INILAHCOM, San Francisco - Twitter mengatakan bahwa peretas mengunduh informasi delapan akun yang menjadi korban dalam peretasan sistemnya pada Rabu pekan lalu (15/7/2020).

Namun, Twitter menyebut tidak satu pun dari delapan akun tersebut adalah akun terverifikasi. Perusahaan media sosial itu mengatakan para peretas menargetkan 130 akun, dan dapat mengatur ulang kata sandi atau password untuk mengendalikan 45 akun dan mencuit dari akun-akun tersebut.

Peretas mengakses sistem internal Twitter untuk membajak sejumlah akun tokoh ternama di platform tersebut, termasuk kandidat presiden AS Joe Biden, bintang reality show Kim Kardashian, mantan presiden AS Barack Obama, dan miliarder Elon Musk, menggunakan akun mereka untuk meminta mata uang digital (bitcoin).

Catatan blockchain yang tersedia untuk umum menunjukkan bahwa para penipu menerima mata uang digital senilai lebih dari US$100.000.

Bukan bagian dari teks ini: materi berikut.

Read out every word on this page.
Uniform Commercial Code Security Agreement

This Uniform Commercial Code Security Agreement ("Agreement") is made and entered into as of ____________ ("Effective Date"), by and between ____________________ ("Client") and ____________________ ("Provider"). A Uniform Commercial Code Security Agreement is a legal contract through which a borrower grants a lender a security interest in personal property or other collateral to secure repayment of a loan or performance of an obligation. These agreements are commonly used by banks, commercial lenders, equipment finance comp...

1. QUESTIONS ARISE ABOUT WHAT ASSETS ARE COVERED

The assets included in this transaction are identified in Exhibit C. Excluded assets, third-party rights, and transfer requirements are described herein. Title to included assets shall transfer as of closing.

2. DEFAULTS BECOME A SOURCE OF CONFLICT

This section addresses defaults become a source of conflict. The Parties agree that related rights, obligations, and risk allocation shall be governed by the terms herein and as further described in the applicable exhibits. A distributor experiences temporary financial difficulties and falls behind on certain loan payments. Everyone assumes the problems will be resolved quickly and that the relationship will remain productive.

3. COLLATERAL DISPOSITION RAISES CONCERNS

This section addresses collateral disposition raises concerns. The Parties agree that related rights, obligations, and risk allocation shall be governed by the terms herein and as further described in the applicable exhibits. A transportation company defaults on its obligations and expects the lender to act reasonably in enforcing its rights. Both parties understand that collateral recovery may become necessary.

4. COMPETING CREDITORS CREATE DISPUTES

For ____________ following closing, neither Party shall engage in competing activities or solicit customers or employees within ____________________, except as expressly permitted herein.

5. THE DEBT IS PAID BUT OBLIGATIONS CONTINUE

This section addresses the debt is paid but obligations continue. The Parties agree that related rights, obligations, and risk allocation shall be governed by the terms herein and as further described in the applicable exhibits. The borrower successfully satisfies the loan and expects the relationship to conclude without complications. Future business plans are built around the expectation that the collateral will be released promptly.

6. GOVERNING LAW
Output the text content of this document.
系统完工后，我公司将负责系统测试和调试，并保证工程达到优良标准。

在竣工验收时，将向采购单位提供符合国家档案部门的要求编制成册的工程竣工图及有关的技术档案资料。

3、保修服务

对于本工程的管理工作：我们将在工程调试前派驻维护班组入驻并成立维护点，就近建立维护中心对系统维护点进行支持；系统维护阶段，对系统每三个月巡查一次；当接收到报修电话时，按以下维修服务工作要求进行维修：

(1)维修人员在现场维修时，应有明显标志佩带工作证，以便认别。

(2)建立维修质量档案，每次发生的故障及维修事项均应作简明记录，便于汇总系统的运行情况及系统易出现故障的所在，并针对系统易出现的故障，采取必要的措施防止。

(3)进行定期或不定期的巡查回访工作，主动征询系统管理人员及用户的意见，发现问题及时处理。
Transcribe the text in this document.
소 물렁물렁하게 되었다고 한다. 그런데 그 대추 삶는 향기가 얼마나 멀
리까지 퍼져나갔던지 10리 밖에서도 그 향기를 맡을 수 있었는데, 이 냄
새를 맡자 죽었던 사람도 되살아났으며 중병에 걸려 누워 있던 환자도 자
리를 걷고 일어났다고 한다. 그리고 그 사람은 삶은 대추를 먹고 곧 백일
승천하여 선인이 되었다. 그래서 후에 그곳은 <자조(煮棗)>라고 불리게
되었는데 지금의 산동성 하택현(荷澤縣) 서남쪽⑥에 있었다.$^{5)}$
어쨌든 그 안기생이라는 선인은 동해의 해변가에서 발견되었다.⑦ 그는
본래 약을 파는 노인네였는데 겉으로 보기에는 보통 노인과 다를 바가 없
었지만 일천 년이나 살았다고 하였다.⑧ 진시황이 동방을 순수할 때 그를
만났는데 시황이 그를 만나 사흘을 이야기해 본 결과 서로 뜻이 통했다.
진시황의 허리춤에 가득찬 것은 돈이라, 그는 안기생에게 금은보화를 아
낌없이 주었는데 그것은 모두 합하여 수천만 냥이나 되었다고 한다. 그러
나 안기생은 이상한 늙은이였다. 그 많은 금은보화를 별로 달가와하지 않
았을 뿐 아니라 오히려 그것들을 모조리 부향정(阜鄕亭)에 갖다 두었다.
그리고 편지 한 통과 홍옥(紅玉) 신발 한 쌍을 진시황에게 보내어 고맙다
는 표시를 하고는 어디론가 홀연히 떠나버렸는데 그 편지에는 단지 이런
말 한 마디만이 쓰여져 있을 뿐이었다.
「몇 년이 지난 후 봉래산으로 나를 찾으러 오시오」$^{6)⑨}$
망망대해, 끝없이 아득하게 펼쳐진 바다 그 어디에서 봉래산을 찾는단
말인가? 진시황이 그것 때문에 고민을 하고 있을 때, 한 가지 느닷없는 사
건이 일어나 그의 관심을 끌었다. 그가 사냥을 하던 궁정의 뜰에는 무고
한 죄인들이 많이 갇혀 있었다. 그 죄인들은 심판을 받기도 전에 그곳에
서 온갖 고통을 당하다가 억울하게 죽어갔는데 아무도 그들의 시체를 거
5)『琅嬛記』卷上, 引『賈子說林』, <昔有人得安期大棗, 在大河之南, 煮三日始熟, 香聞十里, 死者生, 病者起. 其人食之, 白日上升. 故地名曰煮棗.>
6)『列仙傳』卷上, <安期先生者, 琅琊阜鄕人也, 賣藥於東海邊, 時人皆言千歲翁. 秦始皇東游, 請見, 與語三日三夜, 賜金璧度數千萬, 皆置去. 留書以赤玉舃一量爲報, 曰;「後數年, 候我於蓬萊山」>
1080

Dalam serangan yang terjadi pada hari itu, Twitter mengatakan peretas dapat melihat informasi pribadi termasuk alamat email dan nomor telepon dari 130 akun yang ditargetkan, tetapi tidak dapat melihat password akun sebelumnya.

"Dalam kasus di mana akun diambil alih oleh peretas, mereka mungkin dapat melihat informasi tambahan," kata Twitter dalam keterangan tertulis kepada Reuters, tanpa menyebutkan jenis informasi yang diakses.

Peretas mungkin juga berusaha menjual nama pengguna dari beberapa akun.

Di antara akun yang diretas, termasuk milik rapper Kanye West, pendiri Amazon.com Jeff Bezos, investor Warren Buffet, pendiri Microsoft Corp Bill Gates, serta akun resmi perusahaan Uber dan Apple.

Dalam pernyataannya, Twitter mengatakan bahwa peretas 'memanipulasi sejumlah kecil karyawan' untuk mendapatkan akses ke alat pendukung internal yang digunakan dalam peretasan.

Twitter mengatakan menahan beberapa rincian serangan sambil melanjutkan penyelidikan dan menegaskan bahwa pihaknya bekerja sama dengan pemilik akun yang terkena dampak peretasan.

Divisi FBI di San Francisco memimpin penyelidikan peretasan tersebut. Sebagian besar anggota parlemen Washington juga mempertanyakan bagaimana hal itu terjadi.